For parents looking to know how to do an effective time out with their toddler or child, here is the ‘quick and dirty’ of how to use time out.
Say your child does something bad e.g. hits her little brother.
Remind yourself that she is trying to get your attention. So any response you give in that moment (even negative attention, like shouting at her) is reinforcing!
Speak only to give an initial warning. “Jessie, if you hit your little brother again you are going to time-out. This is your warning”
Continue with what you were doing. If she moves on and does not hit again, congratulate her and give attention to something good she is doing: “oh wow, that’s a pretty picture you are drawing!”. If she does hit again take the following steps.
Say ‘time out’ firmly but without shouting. Avoid any other conversation (see point 1)
Pick her up (gently) but avoid talking and ideally avoid eye contact and take her to any room with a door that can be closed. A glass door will not work as she can still see you. Remember you are trying to remove attention (not punish per-se).
As long as she cannot hurt herself in the room, close the door, and stand by it, holding the door knob if she is trying to exit.
Do not say a word or respond to anything she is doing inside the room (unless of course you are worried for her safety). Keep her in for the number of minutes corresponding to her age (i.e., a 2 year old would stay for 2 minutes).

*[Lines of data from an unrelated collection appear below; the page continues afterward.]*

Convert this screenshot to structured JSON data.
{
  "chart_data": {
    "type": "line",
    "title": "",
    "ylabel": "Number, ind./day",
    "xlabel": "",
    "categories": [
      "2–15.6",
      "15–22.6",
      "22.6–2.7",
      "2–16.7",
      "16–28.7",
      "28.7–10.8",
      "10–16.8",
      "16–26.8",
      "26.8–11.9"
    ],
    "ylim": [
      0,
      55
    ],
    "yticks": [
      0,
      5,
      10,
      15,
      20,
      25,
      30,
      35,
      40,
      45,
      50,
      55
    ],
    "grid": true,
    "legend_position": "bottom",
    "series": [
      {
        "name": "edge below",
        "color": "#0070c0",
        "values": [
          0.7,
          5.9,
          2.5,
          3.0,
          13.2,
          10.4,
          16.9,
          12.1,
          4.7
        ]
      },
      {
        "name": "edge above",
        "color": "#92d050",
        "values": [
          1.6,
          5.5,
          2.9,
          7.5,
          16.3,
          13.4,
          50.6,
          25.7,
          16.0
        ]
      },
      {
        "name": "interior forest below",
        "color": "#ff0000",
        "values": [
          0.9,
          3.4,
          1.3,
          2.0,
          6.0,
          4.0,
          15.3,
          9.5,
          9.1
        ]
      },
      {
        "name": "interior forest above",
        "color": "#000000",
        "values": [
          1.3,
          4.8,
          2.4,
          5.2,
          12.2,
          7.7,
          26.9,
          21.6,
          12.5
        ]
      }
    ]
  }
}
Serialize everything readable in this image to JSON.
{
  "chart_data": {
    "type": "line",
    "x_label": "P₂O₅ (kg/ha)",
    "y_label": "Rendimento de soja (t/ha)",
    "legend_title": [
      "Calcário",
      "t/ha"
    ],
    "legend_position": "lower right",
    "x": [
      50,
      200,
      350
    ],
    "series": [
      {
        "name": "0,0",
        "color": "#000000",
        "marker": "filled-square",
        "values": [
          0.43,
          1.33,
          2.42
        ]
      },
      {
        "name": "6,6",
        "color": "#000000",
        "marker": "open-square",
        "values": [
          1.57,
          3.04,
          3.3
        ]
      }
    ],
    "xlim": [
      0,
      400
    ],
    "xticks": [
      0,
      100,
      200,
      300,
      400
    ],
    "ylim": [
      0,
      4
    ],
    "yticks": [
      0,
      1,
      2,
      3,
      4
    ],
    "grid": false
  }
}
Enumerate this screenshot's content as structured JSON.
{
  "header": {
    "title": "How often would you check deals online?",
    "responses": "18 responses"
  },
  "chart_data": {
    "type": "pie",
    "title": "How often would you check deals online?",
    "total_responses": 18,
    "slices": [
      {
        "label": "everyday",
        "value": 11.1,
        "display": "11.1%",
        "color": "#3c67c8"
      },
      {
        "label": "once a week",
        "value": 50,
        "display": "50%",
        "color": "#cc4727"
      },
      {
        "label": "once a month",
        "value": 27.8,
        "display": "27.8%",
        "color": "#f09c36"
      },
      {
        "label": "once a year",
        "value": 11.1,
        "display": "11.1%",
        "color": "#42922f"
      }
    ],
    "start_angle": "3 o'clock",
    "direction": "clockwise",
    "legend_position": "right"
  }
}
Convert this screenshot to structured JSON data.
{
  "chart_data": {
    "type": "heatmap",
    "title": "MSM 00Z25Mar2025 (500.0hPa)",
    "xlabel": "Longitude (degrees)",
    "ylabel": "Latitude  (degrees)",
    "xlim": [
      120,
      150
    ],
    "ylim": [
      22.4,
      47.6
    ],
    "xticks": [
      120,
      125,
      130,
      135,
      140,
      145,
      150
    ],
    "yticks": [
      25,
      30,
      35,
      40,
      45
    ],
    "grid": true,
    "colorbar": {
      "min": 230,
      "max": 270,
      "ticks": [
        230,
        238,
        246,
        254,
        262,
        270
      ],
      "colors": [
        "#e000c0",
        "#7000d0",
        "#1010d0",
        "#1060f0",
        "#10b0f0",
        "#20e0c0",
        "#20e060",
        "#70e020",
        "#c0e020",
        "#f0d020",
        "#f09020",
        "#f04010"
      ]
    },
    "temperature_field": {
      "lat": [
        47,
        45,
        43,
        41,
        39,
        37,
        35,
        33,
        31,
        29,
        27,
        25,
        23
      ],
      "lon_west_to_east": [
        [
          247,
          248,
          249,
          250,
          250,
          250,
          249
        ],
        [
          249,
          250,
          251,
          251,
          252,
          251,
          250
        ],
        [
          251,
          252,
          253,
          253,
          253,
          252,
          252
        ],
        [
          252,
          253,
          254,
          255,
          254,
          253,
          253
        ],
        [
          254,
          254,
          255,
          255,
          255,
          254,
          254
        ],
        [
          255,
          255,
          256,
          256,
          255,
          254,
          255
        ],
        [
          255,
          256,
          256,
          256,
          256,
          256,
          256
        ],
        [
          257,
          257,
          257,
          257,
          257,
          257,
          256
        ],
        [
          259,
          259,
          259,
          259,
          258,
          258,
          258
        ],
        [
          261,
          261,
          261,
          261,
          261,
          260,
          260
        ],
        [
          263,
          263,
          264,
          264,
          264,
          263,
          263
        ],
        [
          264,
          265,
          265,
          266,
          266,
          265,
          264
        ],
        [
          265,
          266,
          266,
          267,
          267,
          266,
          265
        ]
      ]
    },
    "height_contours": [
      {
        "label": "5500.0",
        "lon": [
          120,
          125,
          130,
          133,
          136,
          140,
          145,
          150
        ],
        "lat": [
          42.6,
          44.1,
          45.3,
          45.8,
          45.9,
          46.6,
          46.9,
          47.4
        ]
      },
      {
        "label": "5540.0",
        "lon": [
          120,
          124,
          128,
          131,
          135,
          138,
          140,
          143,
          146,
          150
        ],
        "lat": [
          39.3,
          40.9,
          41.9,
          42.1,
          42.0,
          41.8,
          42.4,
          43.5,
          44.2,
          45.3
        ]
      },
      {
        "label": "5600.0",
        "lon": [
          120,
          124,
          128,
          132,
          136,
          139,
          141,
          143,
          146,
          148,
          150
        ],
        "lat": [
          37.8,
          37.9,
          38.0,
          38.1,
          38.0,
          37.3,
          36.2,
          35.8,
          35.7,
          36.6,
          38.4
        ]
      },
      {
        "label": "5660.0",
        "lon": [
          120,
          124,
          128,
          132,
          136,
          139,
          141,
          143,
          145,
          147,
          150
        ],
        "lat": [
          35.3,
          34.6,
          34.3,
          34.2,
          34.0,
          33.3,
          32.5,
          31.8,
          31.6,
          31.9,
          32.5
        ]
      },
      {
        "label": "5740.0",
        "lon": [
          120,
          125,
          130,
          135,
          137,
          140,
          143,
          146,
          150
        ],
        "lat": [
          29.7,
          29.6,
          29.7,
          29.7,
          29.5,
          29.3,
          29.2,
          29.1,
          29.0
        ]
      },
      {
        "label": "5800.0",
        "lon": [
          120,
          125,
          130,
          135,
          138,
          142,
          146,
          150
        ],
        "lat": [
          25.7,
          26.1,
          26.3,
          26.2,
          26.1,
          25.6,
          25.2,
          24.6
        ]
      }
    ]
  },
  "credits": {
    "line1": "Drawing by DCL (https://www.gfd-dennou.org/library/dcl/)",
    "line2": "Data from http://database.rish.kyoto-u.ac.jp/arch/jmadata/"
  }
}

Once the time is up, open the door, get down to her level and explain why she was put in time out, in a calm kind tone. “Jessie, I put you in time out because you hit your little brother and it is not nice to hit other people”.
Ask her to apologize to you and give her a big hug. You can also ask her to apologize to her brother for hitting him.
If she does it again, repeat the steps over and over and over. At the very least, even if nothing else is changing, you are at least giving yourself 2 minutes to calm down :-)
Time outs are an effective strategy to use, providing you have created a rich, loving, fun and caring environment for all the ‘time in’. If you think about it not as a punishment but rather as a way to remove attention from a behavior that you don’t want to reward, you will be able to use it correctly. Technically, if it wasn’t for the potential risk of leaving your child in the environment they were misbehaving in (i.e., with the little brother whom they are hitting), you could actually put yourself in time out instead! How many parents would welcome having two minutes peace for themselves!